Worth noting too that if you want to add spec to the Q3 then it’s going to cost you quite a bit. I hate the feeling that I’m hitting the ‘repeat’ button here, but people should be aware that stuff like those 19” alloys cost nearly two grand extra; the leather upholstery another €2k; fancy dan steering wheel with paddle shifters will add €275; and the MMI navigation system will cost you €2,160. Be careful what you wish for.

I did like the Q3, despite what you might be thinking. It may not be a car I’d consider buying, but I can see why many would. The striking good looks, impeccable interior layout with seriously impressive ambient lighting (particularly so in the dark), and the overall comfort levels all add up to a car which has desirability written all over it.

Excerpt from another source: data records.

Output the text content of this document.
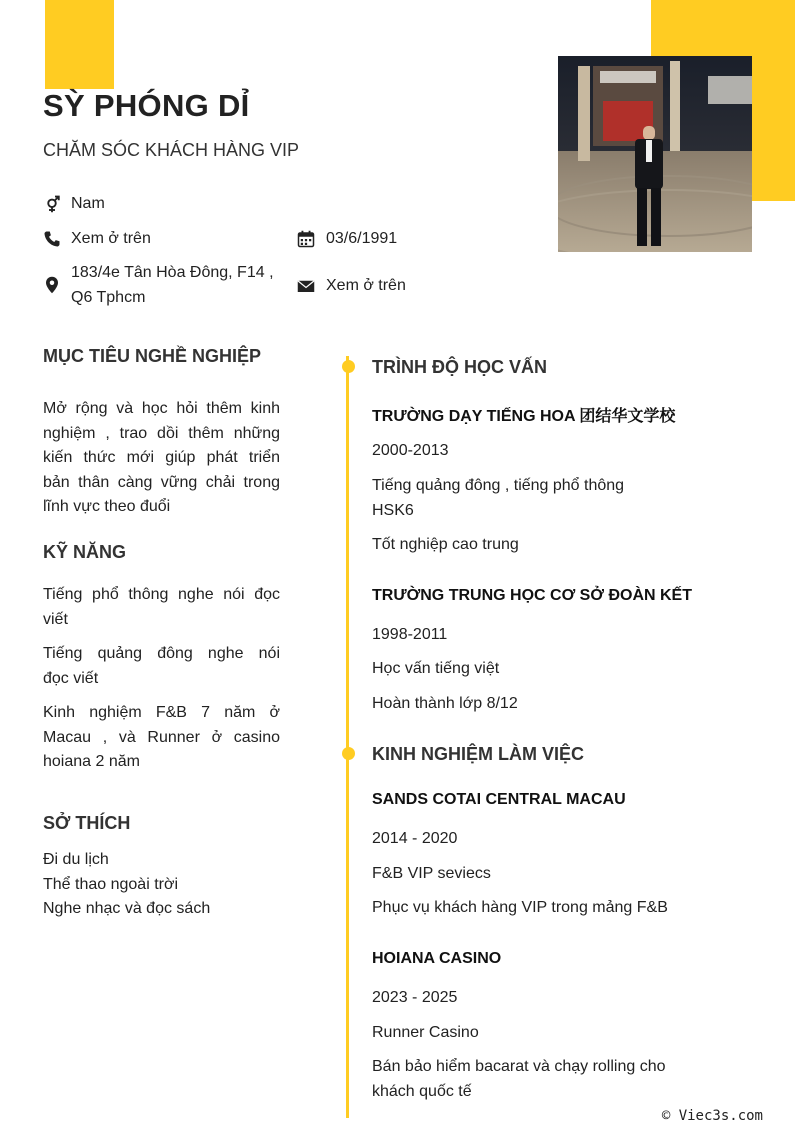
SỲ PHÓNG DỈ
CHĂM SÓC KHÁCH HÀNG VIP
Nam
Xem ở trên	03/6/1991
183/4e Tân Hòa Đông, F14 ,
Q6 Tphcm
Xem ở trên
MỤC TIÊU NGHỀ NGHIỆP
Mở rộng và học hỏi thêm kinh
nghiệm , trao dồi thêm những
kiến thức mới giúp phát triển
bản thân càng vững chải trong
lĩnh vực theo đuổi
KỸ NĂNG
Tiếng phổ thông nghe nói đọc
viết
Tiếng quảng đông nghe nói
đọc viết
Kinh nghiệm F&B 7 năm ở
Macau , và Runner ở casino
hoiana 2 năm
SỞ THÍCH
Đi du lịch
Thể thao ngoài trời
Nghe nhạc và đọc sách
TRÌNH ĐỘ HỌC VẤN
TRƯỜNG DẠY TIẾNG HOA 团结华文学校
2000-2013
Tiếng quảng đông , tiếng phổ thông
HSK6
Tốt nghiệp cao trung
TRƯỜNG TRUNG HỌC CƠ SỞ ĐOÀN KẾT
1998-2011
Học vấn tiếng việt
Hoàn thành lớp 8/12
KINH NGHIỆM LÀM VIỆC
SANDS COTAI CENTRAL MACAU
2014 - 2020
F&B VIP seviecs
Phục vụ khách hàng VIP trong mảng F&B
HOIANA CASINO
2023 - 2025
Runner Casino
Bán bảo hiểm bacarat và chạy rolling cho
khách quốc tế
© Viec3s.com
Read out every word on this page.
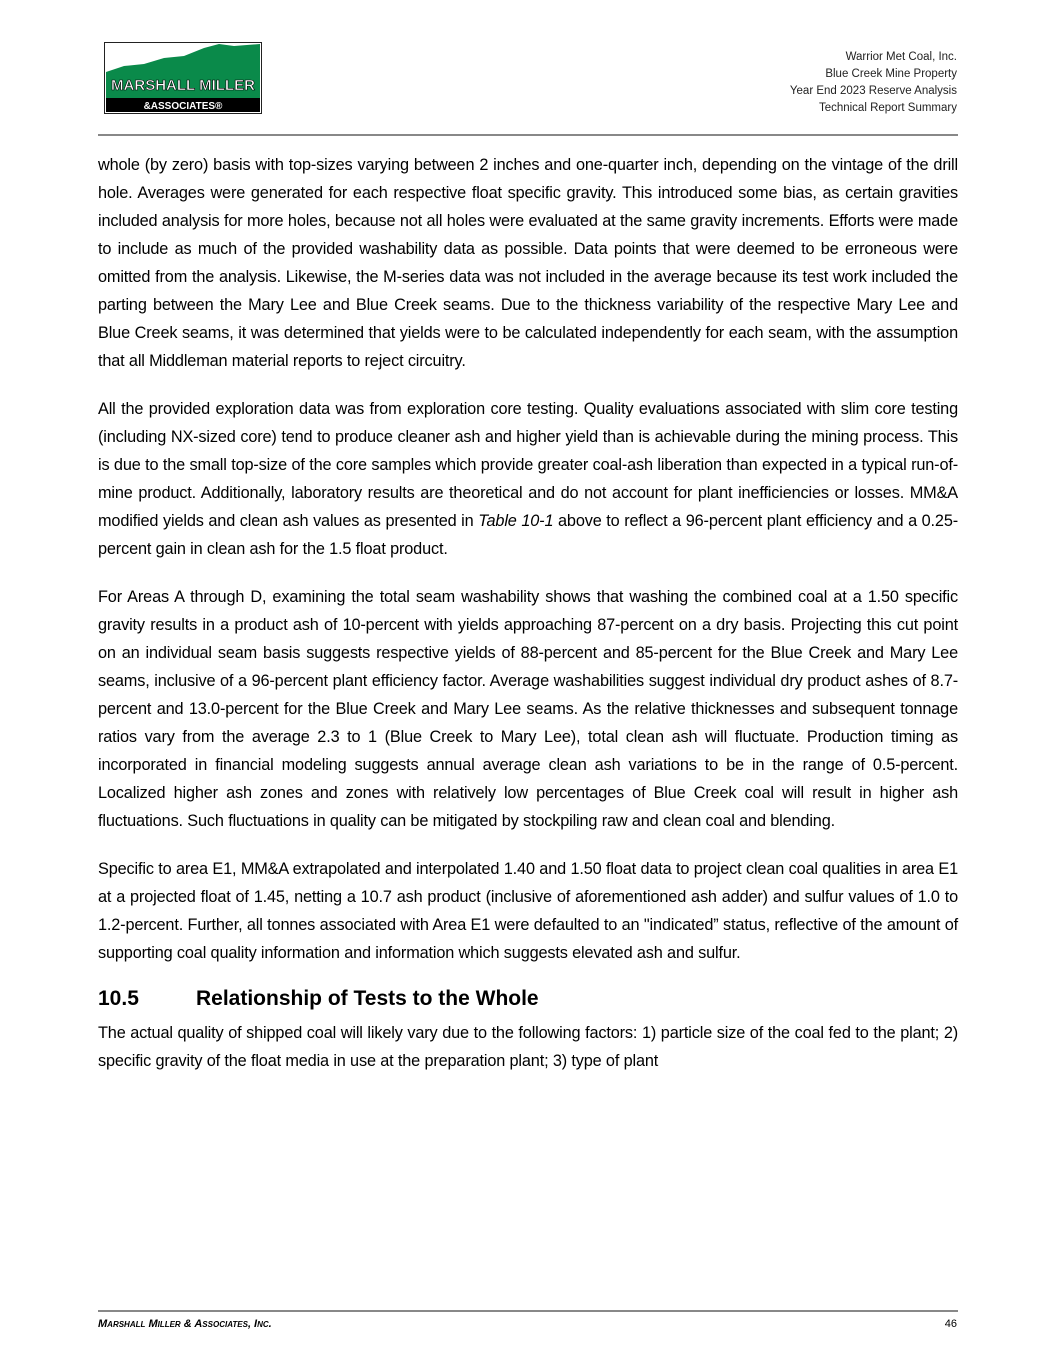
MARSHALL MILLER
&ASSOCIATES®
Warrior Met Coal, Inc.
Blue Creek Mine Property
Year End 2023 Reserve Analysis
Technical Report Summary

whole (by zero) basis with top-sizes varying between 2 inches and one-quarter inch, depending on the vintage of the drill hole. Averages were generated for each respective float specific gravity. This introduced some bias, as certain gravities included analysis for more holes, because not all holes were evaluated at the same gravity increments. Efforts were made to include as much of the provided washability data as possible. Data points that were deemed to be erroneous were omitted from the analysis. Likewise, the M-series data was not included in the average because its test work included the parting between the Mary Lee and Blue Creek seams. Due to the thickness variability of the respective Mary Lee and Blue Creek seams, it was determined that yields were to be calculated independently for each seam, with the assumption that all Middleman material reports to reject circuitry.

All the provided exploration data was from exploration core testing. Quality evaluations associated with slim core testing (including NX-sized core) tend to produce cleaner ash and higher yield than is achievable during the mining process. This is due to the small top-size of the core samples which provide greater coal-ash liberation than expected in a typical run-of-mine product. Additionally, laboratory results are theoretical and do not account for plant inefficiencies or losses. MM&A modified yields and clean ash values as presented in Table 10-1 above to reflect a 96-percent plant efficiency and a 0.25-percent gain in clean ash for the 1.5 float product.

For Areas A through D, examining the total seam washability shows that washing the combined coal at a 1.50 specific gravity results in a product ash of 10-percent with yields approaching 87-percent on a dry basis. Projecting this cut point on an individual seam basis suggests respective yields of 88-percent and 85-percent for the Blue Creek and Mary Lee seams, inclusive of a 96-percent plant efficiency factor. Average washabilities suggest individual dry product ashes of 8.7-percent and 13.0-percent for the Blue Creek and Mary Lee seams. As the relative thicknesses and subsequent tonnage ratios vary from the average 2.3 to 1 (Blue Creek to Mary Lee), total clean ash will fluctuate. Production timing as incorporated in financial modeling suggests annual average clean ash variations to be in the range of 0.5-percent. Localized higher ash zones and zones with relatively low percentages of Blue Creek coal will result in higher ash fluctuations. Such fluctuations in quality can be mitigated by stockpiling raw and clean coal and blending.

Specific to area E1, MM&A extrapolated and interpolated 1.40 and 1.50 float data to project clean coal qualities in area E1 at a projected float of 1.45, netting a 10.7 ash product (inclusive of aforementioned ash adder) and sulfur values of 1.0 to 1.2-percent. Further, all tonnes associated with Area E1 were defaulted to an "indicated” status, reflective of the amount of supporting coal quality information and information which suggests elevated ash and sulfur.

10.5	Relationship of Tests to the Whole

The actual quality of shipped coal will likely vary due to the following factors: 1) particle size of the coal fed to the plant; 2) specific gravity of the float media in use at the preparation plant; 3) type of plant

Marshall Miller & Associates, Inc.	46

Not necessarily my sort of poison then, but I am sure there are many that will sup contentedly from this cup without any bother at all.

Audi is covering an astonishing amount of bases across its model range now and this is one car which might be regarded as somewhat ‘niche’ but it is also one which will keep quite a number of people very happy indeed.

Colley's Verdict

The Car: Audi Q3

The Cost: From €39,500 to €52,340 as tested.

The Engine: The growing swing towards petrol engines continues here.

The Specification: Undoubtedly well coutured inside and out, but you can rack up a lot of extra euros if you’re not careful.

Overall Verdict: Will appeal to many — but not me.